Elizabeth Wharton

Elizabeth (Liz) is Chief of Staff at SCYTHE where she serves as a strategic advisor for the CEO and leadership team, building and maintaining cross-department relationships, crafting external initiatives, and driving day-to-day projects and tasks. She brings to SCYTHE over a decade of legal, policy, and business experience within the information security field. Prior to joining SCYTHE she served as VP Operations and Strategy for a third-party risk threat intelligence platform startup, scaling the company from 5 to 25+ employees and successfully completing a $10m Series A funding round. Previously she was the Senior Assistant City Attorney with the City of Atlanta responsible for advising Hartsfield-Jackson Atlanta International Airport on technology policy and projects – including the airport’s “first of its kind” safety risk assessment and integration of drones into airfield operations at the “World’s Busiest Airport.” She also served on the immediate incident response team for the City of Atlanta’s ransomware incident.

The former host of the “Buzz Off with Lawyer Liz” tech-focused radio show and podcast, Liz is a frequent podcast guest and speaker on risk mitigation and regulatory policy on IoT, drone, and aviation cybersecurity issues at conferences including SXSW, ShmooCon, Hack the Capitol, the Talos Threat Research Summit (Cisco Live!), and the GSMA Global Innovation Forum. She serves on various national technology and information security regulatory working groups, including the Business Executives for National Security’s Tech and Innovation Council, and is a mentor for startup accelerators.
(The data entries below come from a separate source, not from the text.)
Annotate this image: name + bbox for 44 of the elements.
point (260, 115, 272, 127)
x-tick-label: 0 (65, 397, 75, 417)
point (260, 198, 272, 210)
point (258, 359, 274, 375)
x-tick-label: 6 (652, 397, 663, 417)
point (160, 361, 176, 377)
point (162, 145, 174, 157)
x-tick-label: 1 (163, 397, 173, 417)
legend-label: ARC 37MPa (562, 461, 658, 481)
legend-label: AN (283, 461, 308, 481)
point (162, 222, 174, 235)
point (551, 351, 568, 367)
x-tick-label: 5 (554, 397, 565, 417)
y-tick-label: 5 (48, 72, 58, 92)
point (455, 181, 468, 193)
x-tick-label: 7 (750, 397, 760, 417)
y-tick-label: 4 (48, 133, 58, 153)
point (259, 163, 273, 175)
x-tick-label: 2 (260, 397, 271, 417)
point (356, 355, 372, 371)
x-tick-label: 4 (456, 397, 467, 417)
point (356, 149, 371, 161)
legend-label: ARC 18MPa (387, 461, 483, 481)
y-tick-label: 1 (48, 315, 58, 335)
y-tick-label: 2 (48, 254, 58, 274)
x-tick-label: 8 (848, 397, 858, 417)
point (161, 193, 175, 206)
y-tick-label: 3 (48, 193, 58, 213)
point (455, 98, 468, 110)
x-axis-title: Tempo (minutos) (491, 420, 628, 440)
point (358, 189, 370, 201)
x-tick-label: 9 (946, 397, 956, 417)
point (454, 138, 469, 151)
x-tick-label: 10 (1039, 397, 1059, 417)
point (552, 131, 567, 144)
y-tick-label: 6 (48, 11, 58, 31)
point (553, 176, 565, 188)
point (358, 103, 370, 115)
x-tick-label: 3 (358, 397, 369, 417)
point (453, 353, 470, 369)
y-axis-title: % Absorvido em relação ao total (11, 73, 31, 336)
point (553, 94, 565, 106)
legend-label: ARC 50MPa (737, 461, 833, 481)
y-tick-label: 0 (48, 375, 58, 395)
She received her J.D. from Georgia State University College of Law and her B.A. from Virginia Tech.

Sessions by Liz

Building better privacy (data and information protections) into software, systems, and practices doesn’t have to be overly complicated. Privacy, at its core, is protecting data from unauthorized access and misuse. Regulatory frameworks in the US, EU, and LATAM are increasingly requiring heightened data privacy and protections. Evolving ransomware attacks moving beyond encrypting data to exfiltration and even release of the data, further highlight the need for additional attention to strengthening data privacy practices. The same offensive ADR: Attack * Detect * Respond tactics and tools utilized for building playbooks can be leveraged for engineering privacy. We will walk through some of the common offensive technologies and tools used to practice attack, detect, and respond (ADR) and identify how these should be leveraged to focus on privacy engineering.